Saturday 31 May 2014

Drives getting filled up soon because of the Usage Data–THE TIMER

I recently faced this problem in my production farm where the D: drive which we usually store log files from various technologies running on SharePoint server, gets filled up too soon. We have a directory called D:\LogFiles which has various subfolders for storing log files that get created from SharePoint, IIS, log4net (custom logs) and also the Usage data generated by health and usage feature of SharePoint. The drive was almost 50GB in size and at any point of time the complete LogFiles folder generally will be of size 20 GB in total. The majority of those logs will be ULS because we have enabled verbose logging.

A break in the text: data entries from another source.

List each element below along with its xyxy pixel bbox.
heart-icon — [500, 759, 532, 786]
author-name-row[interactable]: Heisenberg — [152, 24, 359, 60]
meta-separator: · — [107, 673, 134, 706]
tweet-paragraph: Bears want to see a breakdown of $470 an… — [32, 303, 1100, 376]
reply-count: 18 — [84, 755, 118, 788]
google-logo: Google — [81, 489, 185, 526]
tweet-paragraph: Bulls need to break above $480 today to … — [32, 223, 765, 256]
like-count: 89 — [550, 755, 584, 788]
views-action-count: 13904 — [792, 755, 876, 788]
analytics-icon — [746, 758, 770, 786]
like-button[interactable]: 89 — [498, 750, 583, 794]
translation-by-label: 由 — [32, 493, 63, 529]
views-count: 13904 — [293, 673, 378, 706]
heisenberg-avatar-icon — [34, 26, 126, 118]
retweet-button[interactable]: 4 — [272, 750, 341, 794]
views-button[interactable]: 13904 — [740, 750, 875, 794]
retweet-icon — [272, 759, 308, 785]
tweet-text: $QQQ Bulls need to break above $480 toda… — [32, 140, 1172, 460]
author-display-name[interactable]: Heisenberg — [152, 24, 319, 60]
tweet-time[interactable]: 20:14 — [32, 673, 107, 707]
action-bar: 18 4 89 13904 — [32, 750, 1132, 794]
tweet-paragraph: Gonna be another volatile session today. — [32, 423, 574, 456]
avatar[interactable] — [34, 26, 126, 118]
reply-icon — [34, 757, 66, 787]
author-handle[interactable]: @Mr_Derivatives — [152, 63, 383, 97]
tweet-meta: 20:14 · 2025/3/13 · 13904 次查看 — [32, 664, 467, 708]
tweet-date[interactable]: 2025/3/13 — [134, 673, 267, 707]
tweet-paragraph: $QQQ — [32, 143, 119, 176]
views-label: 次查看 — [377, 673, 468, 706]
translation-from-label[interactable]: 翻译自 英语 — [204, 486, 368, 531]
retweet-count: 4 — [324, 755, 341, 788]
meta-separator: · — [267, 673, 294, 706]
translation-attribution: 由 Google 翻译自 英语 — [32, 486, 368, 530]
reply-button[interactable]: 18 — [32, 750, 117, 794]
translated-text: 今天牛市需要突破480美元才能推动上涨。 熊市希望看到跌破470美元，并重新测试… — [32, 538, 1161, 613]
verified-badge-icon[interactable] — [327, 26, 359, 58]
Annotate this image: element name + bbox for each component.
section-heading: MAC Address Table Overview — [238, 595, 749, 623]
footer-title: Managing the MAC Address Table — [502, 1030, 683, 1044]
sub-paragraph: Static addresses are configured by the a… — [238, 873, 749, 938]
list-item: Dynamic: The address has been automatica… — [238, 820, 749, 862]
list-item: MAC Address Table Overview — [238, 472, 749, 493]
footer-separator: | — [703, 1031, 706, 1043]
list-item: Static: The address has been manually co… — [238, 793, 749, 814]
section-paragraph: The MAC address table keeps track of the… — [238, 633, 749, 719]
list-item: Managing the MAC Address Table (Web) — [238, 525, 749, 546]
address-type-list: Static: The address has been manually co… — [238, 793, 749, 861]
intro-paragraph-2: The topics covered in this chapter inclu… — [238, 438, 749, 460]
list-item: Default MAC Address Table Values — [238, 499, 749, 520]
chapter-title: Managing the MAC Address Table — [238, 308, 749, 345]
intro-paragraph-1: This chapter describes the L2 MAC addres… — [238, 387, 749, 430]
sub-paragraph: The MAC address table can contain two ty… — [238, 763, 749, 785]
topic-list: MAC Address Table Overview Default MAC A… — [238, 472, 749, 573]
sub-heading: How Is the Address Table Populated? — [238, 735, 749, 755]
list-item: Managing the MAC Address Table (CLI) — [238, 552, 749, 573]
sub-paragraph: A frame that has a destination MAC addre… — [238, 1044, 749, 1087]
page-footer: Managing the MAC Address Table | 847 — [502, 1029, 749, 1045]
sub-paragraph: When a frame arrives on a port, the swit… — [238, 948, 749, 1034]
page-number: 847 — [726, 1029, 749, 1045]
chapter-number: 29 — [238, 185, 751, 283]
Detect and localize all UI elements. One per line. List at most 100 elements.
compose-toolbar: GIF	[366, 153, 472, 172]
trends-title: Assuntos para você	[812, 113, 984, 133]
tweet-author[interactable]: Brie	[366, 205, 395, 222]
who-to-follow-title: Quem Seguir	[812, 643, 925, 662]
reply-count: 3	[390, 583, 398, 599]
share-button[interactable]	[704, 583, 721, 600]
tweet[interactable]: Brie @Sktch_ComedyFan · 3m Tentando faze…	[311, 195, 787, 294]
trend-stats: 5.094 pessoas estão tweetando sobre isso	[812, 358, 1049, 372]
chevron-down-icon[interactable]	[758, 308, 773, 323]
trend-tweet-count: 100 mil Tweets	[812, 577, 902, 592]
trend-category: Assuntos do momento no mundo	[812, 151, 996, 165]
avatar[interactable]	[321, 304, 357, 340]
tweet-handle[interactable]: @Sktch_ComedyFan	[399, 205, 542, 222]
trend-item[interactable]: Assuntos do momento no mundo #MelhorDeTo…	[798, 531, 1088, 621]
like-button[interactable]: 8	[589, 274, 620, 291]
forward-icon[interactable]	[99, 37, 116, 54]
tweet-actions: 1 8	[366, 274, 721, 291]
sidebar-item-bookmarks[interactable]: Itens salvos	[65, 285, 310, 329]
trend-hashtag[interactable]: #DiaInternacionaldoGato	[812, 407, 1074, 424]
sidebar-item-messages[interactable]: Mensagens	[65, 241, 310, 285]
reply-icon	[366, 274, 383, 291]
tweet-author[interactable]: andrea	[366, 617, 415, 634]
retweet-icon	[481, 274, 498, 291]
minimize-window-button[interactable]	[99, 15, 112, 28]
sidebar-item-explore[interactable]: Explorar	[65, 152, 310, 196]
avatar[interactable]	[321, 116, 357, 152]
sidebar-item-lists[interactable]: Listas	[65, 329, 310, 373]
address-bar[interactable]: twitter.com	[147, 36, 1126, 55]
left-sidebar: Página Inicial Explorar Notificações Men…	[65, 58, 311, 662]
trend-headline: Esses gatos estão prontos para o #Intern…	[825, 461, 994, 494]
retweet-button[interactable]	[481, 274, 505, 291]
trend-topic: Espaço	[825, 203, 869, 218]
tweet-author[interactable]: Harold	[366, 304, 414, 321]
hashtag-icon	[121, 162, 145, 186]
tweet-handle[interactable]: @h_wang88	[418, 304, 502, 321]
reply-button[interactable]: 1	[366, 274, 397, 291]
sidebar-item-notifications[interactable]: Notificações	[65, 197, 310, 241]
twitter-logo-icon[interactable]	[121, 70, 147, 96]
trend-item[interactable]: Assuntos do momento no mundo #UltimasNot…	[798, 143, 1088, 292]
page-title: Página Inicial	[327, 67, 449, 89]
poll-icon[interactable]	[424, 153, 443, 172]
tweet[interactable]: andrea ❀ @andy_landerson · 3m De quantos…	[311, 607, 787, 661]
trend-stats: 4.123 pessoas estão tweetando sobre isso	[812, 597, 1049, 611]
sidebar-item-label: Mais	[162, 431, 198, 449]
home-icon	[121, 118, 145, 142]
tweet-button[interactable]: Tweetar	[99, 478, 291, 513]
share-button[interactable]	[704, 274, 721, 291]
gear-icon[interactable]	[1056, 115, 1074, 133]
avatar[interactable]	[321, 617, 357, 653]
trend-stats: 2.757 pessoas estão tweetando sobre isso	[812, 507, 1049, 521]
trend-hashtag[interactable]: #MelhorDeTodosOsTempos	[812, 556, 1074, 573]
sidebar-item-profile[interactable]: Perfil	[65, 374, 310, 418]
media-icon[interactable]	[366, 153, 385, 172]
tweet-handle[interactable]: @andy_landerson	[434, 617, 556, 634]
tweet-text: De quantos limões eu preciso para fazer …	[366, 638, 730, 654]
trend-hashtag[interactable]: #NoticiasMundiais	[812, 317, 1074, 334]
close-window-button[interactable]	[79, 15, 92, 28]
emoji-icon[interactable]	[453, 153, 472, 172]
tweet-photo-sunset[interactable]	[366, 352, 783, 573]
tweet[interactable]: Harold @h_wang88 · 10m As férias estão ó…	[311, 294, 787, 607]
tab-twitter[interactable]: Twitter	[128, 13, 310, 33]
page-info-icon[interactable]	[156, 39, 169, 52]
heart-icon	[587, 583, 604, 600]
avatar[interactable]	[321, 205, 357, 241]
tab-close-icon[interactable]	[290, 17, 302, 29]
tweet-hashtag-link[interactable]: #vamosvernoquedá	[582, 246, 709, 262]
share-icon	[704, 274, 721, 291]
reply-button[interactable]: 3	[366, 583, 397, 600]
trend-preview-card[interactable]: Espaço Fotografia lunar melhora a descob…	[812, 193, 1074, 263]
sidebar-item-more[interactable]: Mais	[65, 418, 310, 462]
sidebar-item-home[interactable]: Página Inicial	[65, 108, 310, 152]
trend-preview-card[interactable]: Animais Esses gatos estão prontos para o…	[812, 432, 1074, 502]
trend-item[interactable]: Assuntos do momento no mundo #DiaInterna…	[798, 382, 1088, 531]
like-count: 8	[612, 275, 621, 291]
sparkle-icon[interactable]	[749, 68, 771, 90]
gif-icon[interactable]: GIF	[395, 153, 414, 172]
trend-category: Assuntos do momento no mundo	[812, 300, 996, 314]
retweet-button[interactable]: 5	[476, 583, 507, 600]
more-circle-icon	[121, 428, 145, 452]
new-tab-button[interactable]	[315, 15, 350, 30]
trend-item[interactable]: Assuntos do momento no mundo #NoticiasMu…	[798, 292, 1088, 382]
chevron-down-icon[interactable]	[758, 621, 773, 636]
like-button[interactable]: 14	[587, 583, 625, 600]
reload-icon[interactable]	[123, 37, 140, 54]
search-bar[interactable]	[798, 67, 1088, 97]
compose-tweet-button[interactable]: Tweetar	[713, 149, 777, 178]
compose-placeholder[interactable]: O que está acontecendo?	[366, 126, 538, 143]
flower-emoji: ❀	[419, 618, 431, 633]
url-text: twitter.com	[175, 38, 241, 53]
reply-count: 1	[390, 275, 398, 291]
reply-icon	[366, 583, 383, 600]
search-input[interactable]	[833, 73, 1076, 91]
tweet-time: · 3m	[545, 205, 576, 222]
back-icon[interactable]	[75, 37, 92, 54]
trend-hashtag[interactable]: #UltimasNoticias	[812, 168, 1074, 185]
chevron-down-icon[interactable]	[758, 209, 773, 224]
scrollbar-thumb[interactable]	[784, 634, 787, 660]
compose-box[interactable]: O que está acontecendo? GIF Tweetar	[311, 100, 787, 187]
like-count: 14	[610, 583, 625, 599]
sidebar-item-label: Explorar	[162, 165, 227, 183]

When we got a disk space low alert from our monitoring solution for D: drive, we initially thought that the culprit was IIS logs since the SharePoint logs and the log4net logs are configured for rotation. We cleaned up majority of those logs and even cleaned up old, unused setup files etc from D: drive. However, the problem started to repeat again and there is nothing else to delete from that drive.

We did a deep dive to find out that D:\LogFiles\UsageData contains large number of files and they were never getting rotated. We know we have enabled health and usage data collection and it should collect the data but it should not store the data on the drives. Also other servers in the farm (total of 7 servers in the farm) were not affected. That had given us a clue that there was something wrong with THE TIMER service.

We know the timer is the most important service of the SharePoint architecture. It makes sure all tasks with in SharePoint farm are carried out at the designated times. I really think of it as the heart of the SharePoint body since it mobilizes the rest of the SharePoint tasks and activities in the farm of timer jobs. If the timer is not working, multiple things start happening on the server and the farm like the problem described above. There is a timer job called Microsoft SharePoint Foundation Usage Data Import which will actually import all the usage data into the database and deletes those temporary files from the server. I checked the timer services from the Services console but it was running. However its not doing its job properly. So we restarted the timer service, which cleaned up the usage logs like eating up a piece of cake. Once again, the importance of timer service is understood.

Hope this helps in your troubleshooting and thanks for reading!!